Dienst: Als de heer van huis gaat…
Voorbereiding
Zingen: Aanvangspsalm NLB 149:1 en 3
Zingen: ‘Klein Gloria’
Stil gebed
Aanvangswoord
Onze hulp is in de naam van de Heer,
die hemel en aarde gemaakt heeft
en trouw houdt tot in eeuwigheid
en niet laat varen het werk van zijn handen.
Groet
Genade zij ons en vrede
van God onze Vader,
door Jezus Christus onze Heer
in de gemeenschap met de heilige Geest. Amen.
Gebed om vergeving
Heer, onze God, heilige God, God van eeuwigheid af, Heer van alle mensen, zo verschillend als wij zijn, ieder met zijn eigen geschiedenis van vreugde en geluk, van moeite en zorg, maar ook van fouten en falen.
Heer, wij zijn hier gekomen als mensen, en als mensen verbonden ook met elkaar. Ook sámen hebben we een geschiedenis, een band, levens verweven met elkaar, soms tegen wil en dank. Soms komen er in die geschiedenis grootse karaktertrekken boven, maar soms wisten wij niet dat er zoveel kwaad in een mens kan huizen.
Here God, wat zijn wij ver van een leven naar uw wil. Wat verlangen wij naar heelheid, genezing, vergeving, naar leven uit uw Geest.
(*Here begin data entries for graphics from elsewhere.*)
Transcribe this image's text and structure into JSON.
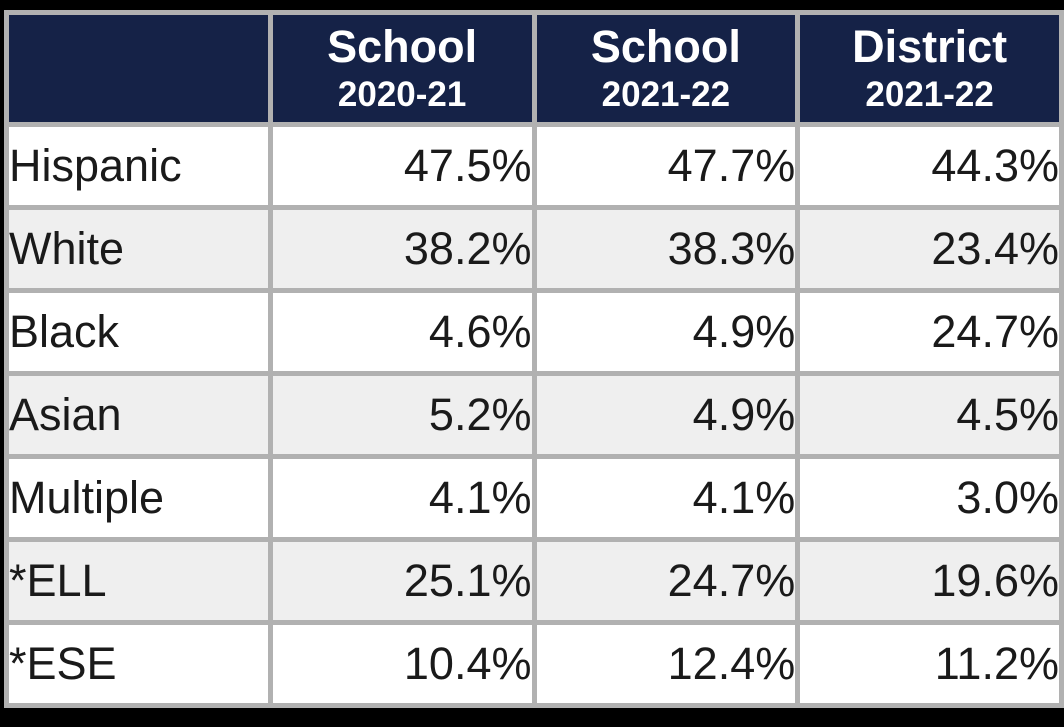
{
  "chart_data": {
    "type": "table",
    "columns": [
      {
        "line1": "",
        "line2": ""
      },
      {
        "line1": "School",
        "line2": "2020-21"
      },
      {
        "line1": "School",
        "line2": "2021-22"
      },
      {
        "line1": "District",
        "line2": "2021-22"
      }
    ],
    "rows": [
      {
        "label": "Hispanic",
        "values": [
          "47.5%",
          "47.7%",
          "44.3%"
        ]
      },
      {
        "label": "White",
        "values": [
          "38.2%",
          "38.3%",
          "23.4%"
        ]
      },
      {
        "label": "Black",
        "values": [
          "4.6%",
          "4.9%",
          "24.7%"
        ]
      },
      {
        "label": "Asian",
        "values": [
          "5.2%",
          "4.9%",
          "4.5%"
        ]
      },
      {
        "label": "Multiple",
        "values": [
          "4.1%",
          "4.1%",
          "3.0%"
        ]
      },
      {
        "label": "*ELL",
        "values": [
          "25.1%",
          "24.7%",
          "19.6%"
        ]
      },
      {
        "label": "*ESE",
        "values": [
          "10.4%",
          "12.4%",
          "11.2%"
        ]
      }
    ]
  },
  "colors": {
    "header_bg": "#152247",
    "header_text": "#ffffff",
    "border": "#b1b1b1",
    "row_odd_bg": "#ffffff",
    "row_even_bg": "#efefef",
    "cell_text": "#1a1a1a",
    "page_bg": "#000000"
  }
}
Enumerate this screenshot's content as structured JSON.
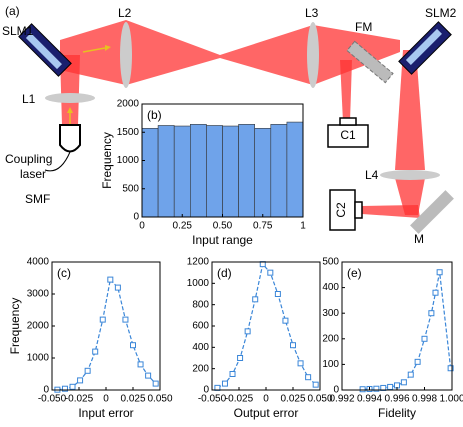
{
  "diagram": {
    "panel": "(a)",
    "labels": [
      "SLM1",
      "L2",
      "L3",
      "FM",
      "SLM2",
      "L1",
      "Coupling",
      "laser",
      "SMF",
      "C1",
      "C2",
      "L4",
      "M"
    ]
  },
  "chart_data": [
    {
      "type": "histogram",
      "panel_label": "(b)",
      "xlabel": "Input range",
      "ylabel": "Frequency",
      "color": "#6fa3ea",
      "bins": [
        0,
        0.1,
        0.2,
        0.3,
        0.4,
        0.5,
        0.6,
        0.7,
        0.8,
        0.9,
        1
      ],
      "values": [
        1570,
        1620,
        1610,
        1640,
        1620,
        1610,
        1640,
        1570,
        1640,
        1680
      ],
      "xlim": [
        0,
        1
      ],
      "ylim": [
        0,
        2000
      ],
      "xticks": [
        0,
        0.25,
        {
          "value": 0.5,
          "label": "0.50"
        },
        0.75,
        1
      ],
      "yticks": [
        0,
        500,
        1000,
        1500,
        2000
      ]
    },
    {
      "type": "line",
      "panel_label": "(c)",
      "xlabel": "Input error",
      "ylabel": "Frequency",
      "color": "#3a86d8",
      "x": [
        -0.045,
        -0.038,
        -0.031,
        -0.024,
        -0.017,
        -0.01,
        -0.003,
        0.004,
        0.011,
        0.018,
        0.025,
        0.032,
        0.039,
        0.046
      ],
      "values": [
        10,
        40,
        100,
        300,
        600,
        1200,
        2200,
        3450,
        3200,
        2200,
        1400,
        800,
        450,
        200
      ],
      "xlim": [
        -0.05,
        0.05
      ],
      "ylim": [
        0,
        4000
      ],
      "xticks": [
        {
          "value": -0.05,
          "label": "-0.050"
        },
        -0.025,
        0,
        0.025,
        {
          "value": 0.05,
          "label": "0.050"
        }
      ],
      "yticks": [
        0,
        1000,
        2000,
        3000,
        4000
      ]
    },
    {
      "type": "line",
      "panel_label": "(d)",
      "xlabel": "Output error",
      "color": "#3a86d8",
      "x": [
        -0.045,
        -0.038,
        -0.031,
        -0.024,
        -0.017,
        -0.01,
        -0.003,
        0.004,
        0.011,
        0.018,
        0.025,
        0.032,
        0.039,
        0.046
      ],
      "values": [
        20,
        60,
        150,
        300,
        550,
        850,
        1180,
        1100,
        900,
        650,
        420,
        250,
        120,
        50
      ],
      "xlim": [
        -0.05,
        0.05
      ],
      "ylim": [
        0,
        1200
      ],
      "xticks": [
        {
          "value": -0.05,
          "label": "-0.050"
        },
        -0.025,
        0,
        0.025,
        {
          "value": 0.05,
          "label": "0.050"
        }
      ],
      "yticks": [
        0,
        200,
        400,
        600,
        800,
        1000,
        1200
      ]
    },
    {
      "type": "line",
      "panel_label": "(e)",
      "xlabel": "Fidelity",
      "color": "#3a86d8",
      "x": [
        0.9935,
        0.994,
        0.9945,
        0.995,
        0.9955,
        0.996,
        0.9965,
        0.997,
        0.9975,
        0.998,
        0.9985,
        0.9988,
        0.9991,
        0.9999
      ],
      "values": [
        3,
        4,
        5,
        8,
        12,
        18,
        30,
        60,
        110,
        200,
        300,
        380,
        460,
        85
      ],
      "xlim": [
        0.992,
        1
      ],
      "ylim": [
        0,
        500
      ],
      "xticks": [
        0.992,
        0.994,
        0.996,
        0.998,
        {
          "value": 1,
          "label": "1.000"
        }
      ],
      "yticks": [
        0,
        100,
        200,
        300,
        400,
        500
      ]
    }
  ]
}
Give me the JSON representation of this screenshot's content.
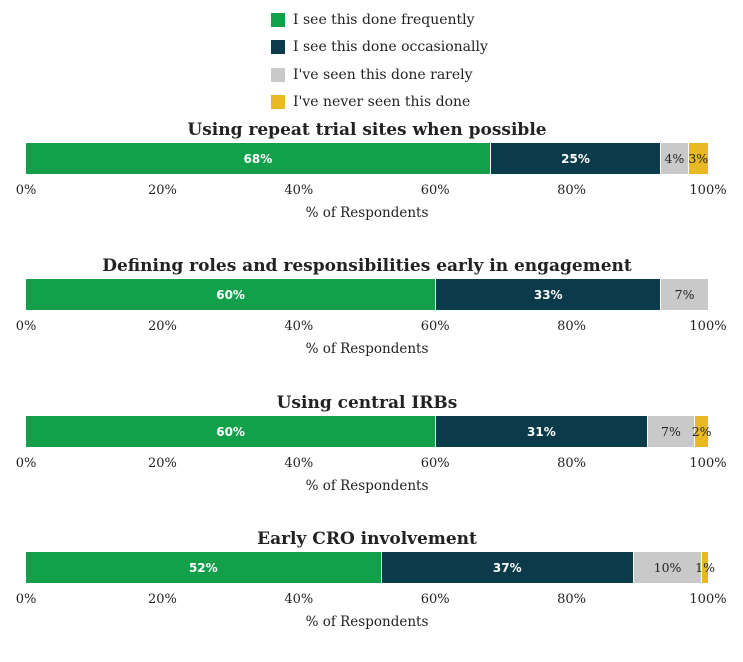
{
  "chart_data": [
    {
      "type": "bar",
      "orientation": "horizontal",
      "stacked": true,
      "title": "Using repeat trial sites when possible",
      "xlabel": "% of Respondents",
      "xlim": [
        0,
        100
      ],
      "values": [
        68,
        25,
        4,
        3
      ],
      "labels": [
        "68%",
        "25%",
        "4%",
        "3%"
      ]
    },
    {
      "type": "bar",
      "orientation": "horizontal",
      "stacked": true,
      "title": "Defining roles and responsibilities early in engagement",
      "xlabel": "% of Respondents",
      "xlim": [
        0,
        100
      ],
      "values": [
        60,
        33,
        7,
        0
      ],
      "labels": [
        "60%",
        "33%",
        "7%",
        ""
      ]
    },
    {
      "type": "bar",
      "orientation": "horizontal",
      "stacked": true,
      "title": "Using central IRBs",
      "xlabel": "% of Respondents",
      "xlim": [
        0,
        100
      ],
      "values": [
        60,
        31,
        7,
        2
      ],
      "labels": [
        "60%",
        "31%",
        "7%",
        "2%"
      ]
    },
    {
      "type": "bar",
      "orientation": "horizontal",
      "stacked": true,
      "title": "Early CRO involvement",
      "xlabel": "% of Respondents",
      "xlim": [
        0,
        100
      ],
      "values": [
        52,
        37,
        10,
        1
      ],
      "labels": [
        "52%",
        "37%",
        "10%",
        "1%"
      ]
    }
  ],
  "legend": [
    {
      "label": "I see this done frequently",
      "color": "#12a04b"
    },
    {
      "label": "I see this done occasionally",
      "color": "#0b3a4a"
    },
    {
      "label": "I've seen this done rarely",
      "color": "#c9c9c9"
    },
    {
      "label": "I've never seen this done",
      "color": "#e8b922"
    }
  ],
  "ticks": [
    "0%",
    "20%",
    "40%",
    "60%",
    "80%",
    "100%"
  ]
}
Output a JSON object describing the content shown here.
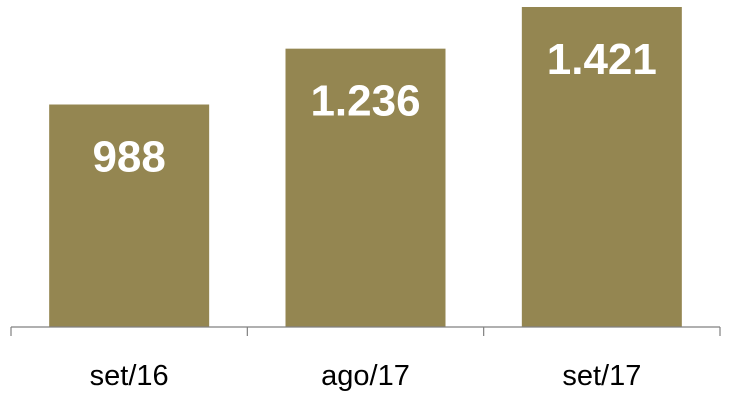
{
  "chart_data": {
    "type": "bar",
    "categories": [
      "set/16",
      "ago/17",
      "set/17"
    ],
    "values": [
      988,
      1236,
      1421
    ],
    "value_labels": [
      "988",
      "1.236",
      "1.421"
    ],
    "title": "",
    "xlabel": "",
    "ylabel": "",
    "ylim": [
      0,
      1421
    ],
    "grid": false,
    "legend": "none",
    "bar_color": "#948651",
    "label_color": "#ffffff"
  }
}
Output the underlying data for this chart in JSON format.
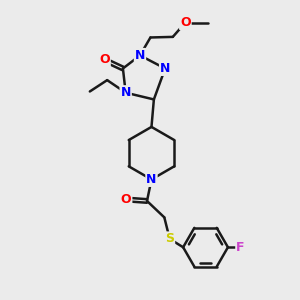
{
  "background_color": "#ebebeb",
  "bond_color": "#1a1a1a",
  "bond_width": 1.8,
  "atom_colors": {
    "N": "#0000ff",
    "O": "#ff0000",
    "S": "#cccc00",
    "F": "#cc44cc",
    "C": "#1a1a1a"
  },
  "fig_width": 3.0,
  "fig_height": 3.0,
  "dpi": 100
}
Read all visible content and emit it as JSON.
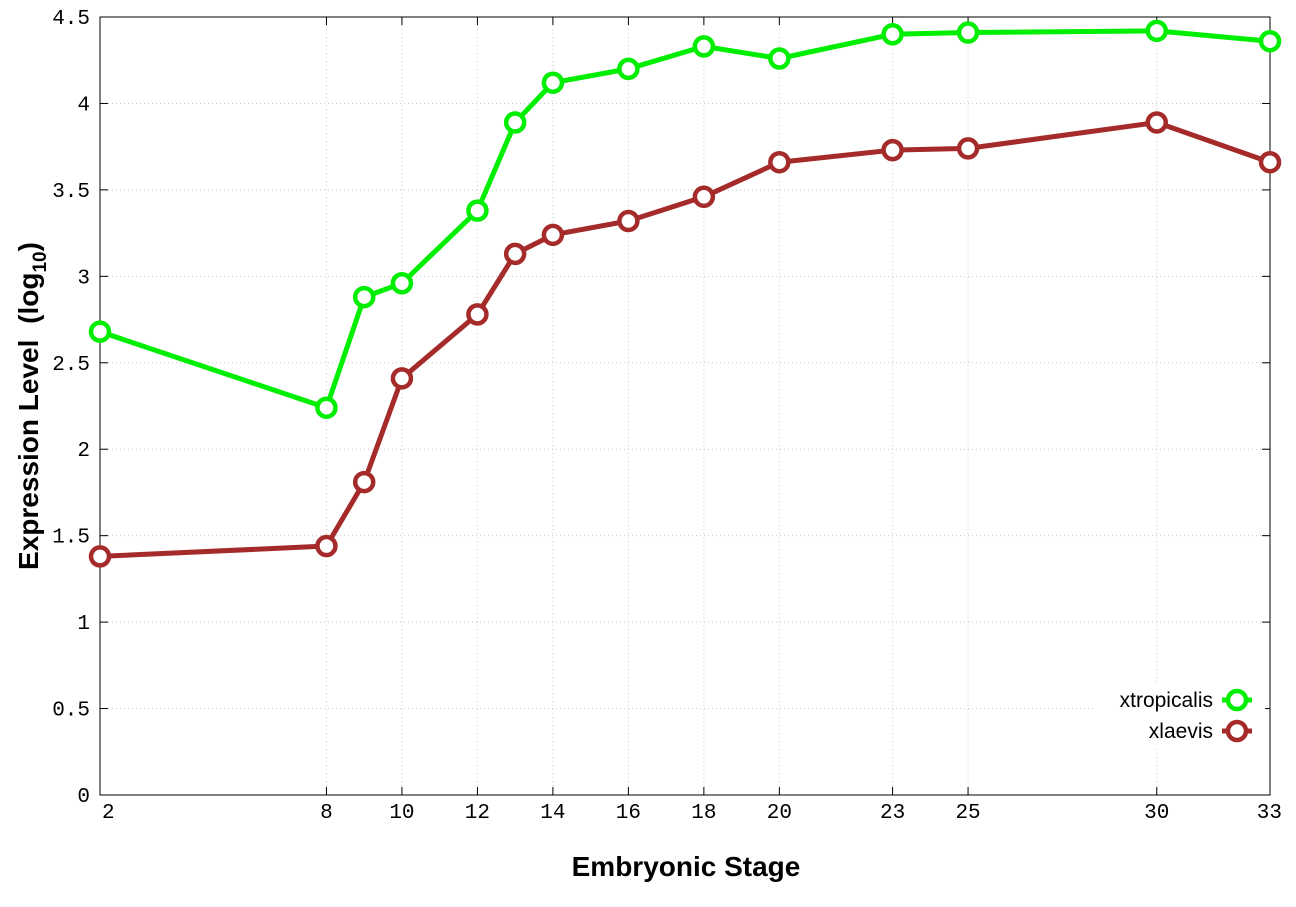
{
  "chart_data": {
    "type": "line",
    "xlabel": "Embryonic Stage",
    "ylabel": "Expression Level",
    "ylabel_sub": "10",
    "ylabel_prefix": "(log",
    "ylabel_suffix": ")",
    "ylim": [
      0,
      4.5
    ],
    "yticks": [
      0,
      0.5,
      1,
      1.5,
      2,
      2.5,
      3,
      3.5,
      4,
      4.5
    ],
    "ytick_labels": [
      "0",
      "0.5",
      "1",
      "1.5",
      "2",
      "2.5",
      "3",
      "3.5",
      "4",
      "4.5"
    ],
    "categories": [
      "2",
      "8",
      "9",
      "10",
      "12",
      "13",
      "14",
      "16",
      "18",
      "20",
      "23",
      "25",
      "30",
      "33"
    ],
    "xtick_labels": [
      "2",
      "8",
      "10",
      "12",
      "14",
      "16",
      "18",
      "20",
      "23",
      "25",
      "30",
      "33"
    ],
    "grid": true,
    "legend_position": "bottom-right",
    "series": [
      {
        "name": "xtropicalis",
        "color": "#00ee00",
        "values": [
          2.68,
          2.24,
          2.88,
          2.96,
          3.38,
          3.89,
          4.12,
          4.2,
          4.33,
          4.26,
          4.4,
          4.41,
          4.42,
          4.36
        ]
      },
      {
        "name": "xlaevis",
        "color": "#a52a2a",
        "values": [
          1.38,
          1.44,
          1.81,
          2.41,
          2.78,
          3.13,
          3.24,
          3.32,
          3.46,
          3.66,
          3.73,
          3.74,
          3.89,
          3.66
        ]
      }
    ]
  }
}
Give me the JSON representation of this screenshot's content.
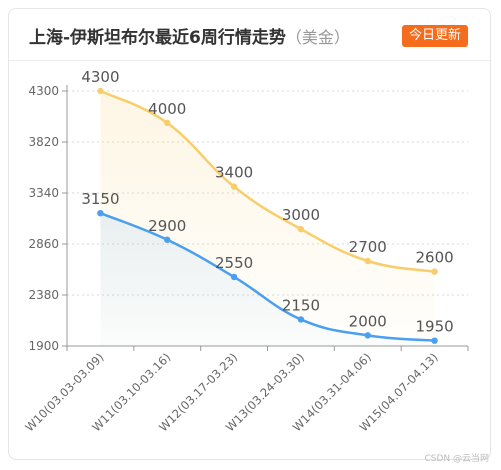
{
  "header": {
    "title": "上海-伊斯坦布尔最近6周行情走势",
    "unit": "（美金）",
    "update_button": "今日更新",
    "accent_color": "#f56c1d"
  },
  "watermark": "CSDN @云当网",
  "chart_data": {
    "type": "area",
    "categories": [
      "W10(03.03-03.09)",
      "W11(03.10-03.16)",
      "W12(03.17-03.23)",
      "W13(03.24-03.30)",
      "W14(03.31-04.06)",
      "W15(04.07-04.13)"
    ],
    "y_ticks": [
      1900,
      2380,
      2860,
      3340,
      3820,
      4300
    ],
    "ylim": [
      1900,
      4300
    ],
    "grid": true,
    "series": [
      {
        "values": [
          4300,
          4000,
          3400,
          3000,
          2700,
          2600
        ],
        "color": "#f8cd6b"
      },
      {
        "values": [
          3150,
          2900,
          2550,
          2150,
          2000,
          1950
        ],
        "color": "#4a9ff0"
      }
    ]
  }
}
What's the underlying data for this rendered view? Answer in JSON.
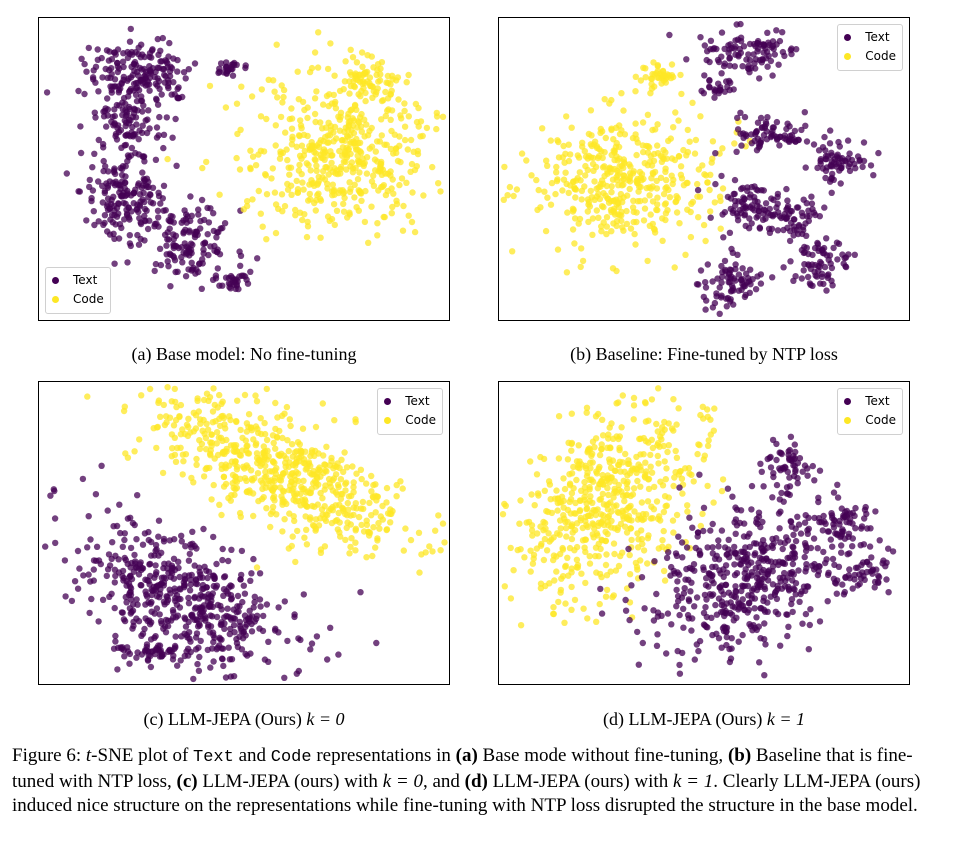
{
  "colors": {
    "text": "#440154",
    "code": "#fde725"
  },
  "legend": {
    "text_label": "Text",
    "code_label": "Code"
  },
  "figure": {
    "subcaptions": {
      "a": "(a) Base model: No fine-tuning",
      "b": "(b) Baseline: Fine-tuned by NTP loss",
      "c_prefix": "(c) LLM-JEPA (Ours) ",
      "c_math": "k = 0",
      "d_prefix": "(d) LLM-JEPA (Ours) ",
      "d_math": "k = 1"
    },
    "caption": {
      "fig_label": "Figure 6:",
      "t": "t",
      "p1": "-SNE plot of ",
      "text_token": "Text",
      "p2": " and ",
      "code_token": "Code",
      "p3": " representations in ",
      "a_bold": "(a)",
      "p4": " Base mode without fine-tuning, ",
      "b_bold": "(b)",
      "p5": " Baseline that is fine-tuned with NTP loss, ",
      "c_bold": "(c)",
      "p6": " LLM-JEPA (ours) with ",
      "k0": "k = 0",
      "p7": ", and ",
      "d_bold": "(d)",
      "p8": " LLM-JEPA (ours) with ",
      "k1": "k = 1",
      "p9": ". Clearly LLM-JEPA (ours) induced nice structure on the representations while fine-tuning with NTP loss disrupted the structure in the base model."
    }
  },
  "chart_data": [
    {
      "type": "scatter",
      "panel": "a",
      "series": [
        {
          "name": "Text"
        },
        {
          "name": "Code"
        }
      ],
      "legend": "lower-left",
      "grid": false
    },
    {
      "type": "scatter",
      "panel": "b",
      "series": [
        {
          "name": "Text"
        },
        {
          "name": "Code"
        }
      ],
      "legend": "top-right",
      "grid": false
    },
    {
      "type": "scatter",
      "panel": "c",
      "series": [
        {
          "name": "Text"
        },
        {
          "name": "Code"
        }
      ],
      "legend": "top-right",
      "grid": false
    },
    {
      "type": "scatter",
      "panel": "d",
      "series": [
        {
          "name": "Text"
        },
        {
          "name": "Code"
        }
      ],
      "legend": "top-right",
      "grid": false
    }
  ]
}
En niet alleen voor onszelf hopen we dat, maar voor heel uw wereld. Voor mensen overgeleverd aan geweld en onderdrukking, aan bedrog en de macht van het geld, aan zonde en ziekte.
Heer, onze God, U vindt ons hier samen op deze bijzondere morgen, uw dag, dag van de opstanding, een feestdag voor mensen.
Alleen als Gij ons zegent, zal het goed zijn. Amen.
Zingen: Lied 213:1 NLB (= Gezang 289, LB)
Woord van vergeving: Romeinen 8:14-17
Zingen: Lied 213:2 NLB
Woord om naar te leven: Romeinen 13:8-10
Zingen: Lied 213:3 NLB
Dienst van het Woord
Gebed bij de opening van de Bijbel
Here God, Schepper van alle leven,
zend uw Geest in ons midden, blaas uw Geest op ons, opdat wij herleven.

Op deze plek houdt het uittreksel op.